To develop genetics-related techniques, especially those essential for maintenance and supply of laboratory mice and stem cell lines at a high quality in RIKEN Bioresource Center.
- Development of mouse somatic nuclear transfer techniques
- Development of microinsemination techniques
- Development of reliable cryopreservation techniques for mouse embryos or gametes
- Development of new stem cell lines
To understand the mechanism that causes ectopic Xist expression in SCNT embryos, we analyzed embryos cloned from different donor cells throughout the life cycle. As a result, only the genome from fully-grown oocytes could repress the expression of Xist, suggesting establishment of repressing marks at the last stage of oogenesis. (Oikawa et al., Epigenetics 9: 204–211, 2014. http://www.ncbi.nlm.nih.gov/pubmed/24172050)
We analyzed global gene expression in early postimplantation SCNT embryos and found that the donor cell-derived impaired gene expression remained in embryonic tissues, but not in extraembryonic tissues. Furthermore, the embryonic tissues had more differentially expressed genes (>2-fold vs. controls) than did the extraembryonic tissues (P<1.0 × 10-26). These findings may suggest genome-wide epigenetic alterations occurring in extraembryonic tissues during implantation. (Hirasawa et al., PLoS One 8: e76422, 2013. http://www.ncbi.nlm.nih.gov/pubmed/24146866)
We examined whether peripheral blood cells freshly collected from living mice could be used for SCNT. We collected a drop of peripheral blood (15-45 μl) from the tail of a donor. We cloned putative granulocytes/monocytes and lymphocytes separately and obtained 2.1% and 1.7% birth rates, respectively (P > 0.05). We further applied granulocyte/monocyte cloning to two genetically modified strains and two recombinant inbred strains. Normal-looking offspring were obtained from all four strains tested. This strategy will be applied to the rescue of infertile founder animals or a "last-of-line" animal possessing invaluable genetic resources without sacrificing donor animals. (Kamimura et al., Biol Reprod 89: 24, 1-6, 2013. http://www.ncbi.nlm.nih.gov/pubmed/23803554)

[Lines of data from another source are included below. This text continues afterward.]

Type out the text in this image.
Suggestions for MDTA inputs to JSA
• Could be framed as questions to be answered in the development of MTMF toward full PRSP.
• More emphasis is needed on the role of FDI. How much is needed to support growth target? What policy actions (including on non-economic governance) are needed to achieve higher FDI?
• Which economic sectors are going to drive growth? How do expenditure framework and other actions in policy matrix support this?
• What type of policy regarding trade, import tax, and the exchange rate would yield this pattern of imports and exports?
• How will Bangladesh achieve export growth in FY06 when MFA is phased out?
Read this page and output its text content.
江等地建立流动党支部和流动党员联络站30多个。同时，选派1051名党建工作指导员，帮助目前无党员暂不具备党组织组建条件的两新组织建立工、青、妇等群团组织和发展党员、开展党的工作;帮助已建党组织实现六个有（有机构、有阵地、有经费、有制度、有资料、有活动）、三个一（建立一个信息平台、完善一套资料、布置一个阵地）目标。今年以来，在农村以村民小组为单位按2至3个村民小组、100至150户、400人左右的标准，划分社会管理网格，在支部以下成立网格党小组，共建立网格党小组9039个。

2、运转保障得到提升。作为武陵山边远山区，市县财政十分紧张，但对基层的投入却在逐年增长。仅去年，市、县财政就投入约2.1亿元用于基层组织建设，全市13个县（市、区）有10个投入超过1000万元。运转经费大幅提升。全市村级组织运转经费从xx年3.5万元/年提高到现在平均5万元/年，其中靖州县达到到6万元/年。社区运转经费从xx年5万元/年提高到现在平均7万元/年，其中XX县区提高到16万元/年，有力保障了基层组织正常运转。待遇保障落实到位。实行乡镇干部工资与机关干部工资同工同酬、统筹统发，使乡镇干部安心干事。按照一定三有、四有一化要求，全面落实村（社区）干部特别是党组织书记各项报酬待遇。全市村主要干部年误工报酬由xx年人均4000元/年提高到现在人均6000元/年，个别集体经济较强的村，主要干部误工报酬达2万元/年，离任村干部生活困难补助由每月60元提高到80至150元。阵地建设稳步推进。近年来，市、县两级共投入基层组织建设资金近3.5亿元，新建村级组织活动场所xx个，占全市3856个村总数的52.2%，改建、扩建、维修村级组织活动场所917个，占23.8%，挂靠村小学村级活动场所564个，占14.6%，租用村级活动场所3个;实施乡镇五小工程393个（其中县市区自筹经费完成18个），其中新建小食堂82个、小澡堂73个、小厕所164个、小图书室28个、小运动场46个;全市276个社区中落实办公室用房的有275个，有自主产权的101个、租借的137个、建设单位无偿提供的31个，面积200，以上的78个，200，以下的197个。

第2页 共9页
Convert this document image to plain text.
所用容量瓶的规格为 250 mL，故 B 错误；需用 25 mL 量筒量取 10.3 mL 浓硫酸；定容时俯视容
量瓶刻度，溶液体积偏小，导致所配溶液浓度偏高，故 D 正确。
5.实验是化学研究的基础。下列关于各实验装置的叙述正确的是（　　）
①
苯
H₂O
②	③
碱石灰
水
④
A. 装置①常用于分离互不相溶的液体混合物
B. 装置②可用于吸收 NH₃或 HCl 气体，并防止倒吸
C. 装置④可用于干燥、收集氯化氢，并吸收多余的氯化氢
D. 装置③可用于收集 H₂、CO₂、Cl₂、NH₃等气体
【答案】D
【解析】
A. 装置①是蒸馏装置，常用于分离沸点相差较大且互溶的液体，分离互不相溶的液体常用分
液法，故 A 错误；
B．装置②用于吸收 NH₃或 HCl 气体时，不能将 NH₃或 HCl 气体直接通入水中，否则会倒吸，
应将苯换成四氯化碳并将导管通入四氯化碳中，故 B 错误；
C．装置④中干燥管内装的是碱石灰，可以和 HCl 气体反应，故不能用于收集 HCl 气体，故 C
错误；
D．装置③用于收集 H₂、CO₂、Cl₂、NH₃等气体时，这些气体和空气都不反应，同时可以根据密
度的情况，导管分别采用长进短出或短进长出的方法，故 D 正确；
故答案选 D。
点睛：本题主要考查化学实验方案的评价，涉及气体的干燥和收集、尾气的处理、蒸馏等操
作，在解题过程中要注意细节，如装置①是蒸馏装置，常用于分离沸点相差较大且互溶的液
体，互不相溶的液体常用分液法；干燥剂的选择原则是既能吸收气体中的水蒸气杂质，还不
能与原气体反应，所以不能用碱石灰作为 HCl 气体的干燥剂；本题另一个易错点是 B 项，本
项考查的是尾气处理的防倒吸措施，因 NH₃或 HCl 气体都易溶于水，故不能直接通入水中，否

Although offspring can be obtained by round spermatid injection (ROSI) in mice, its efficiency is lower than that of intracytoplasmic sperm injection (ICSI). To see whether any epigenetic abnormalities were involved in this inefficient development, we examined the 5-methylcytosine (5mC) and 5-hydroxymethylcytosine (5hmC) levels of the male pronucleus of ROSI embryos. Some embryos showed a normal pattern of decreased 5mC and increased 5hmC, in consistent with the idea of active DNA demethylation by oxidization of 5mC to 5hmC. However, the remaining embryos showed equivalent levels of 5mC and 5hmC in their male pronucleus. Whether the latter pattern leads to ROSI-specific developmental deficiency would be a future subject.
The 5mC and 5hmC levels of the pronuclei in mouse ROSI embryos (10 hours after injection).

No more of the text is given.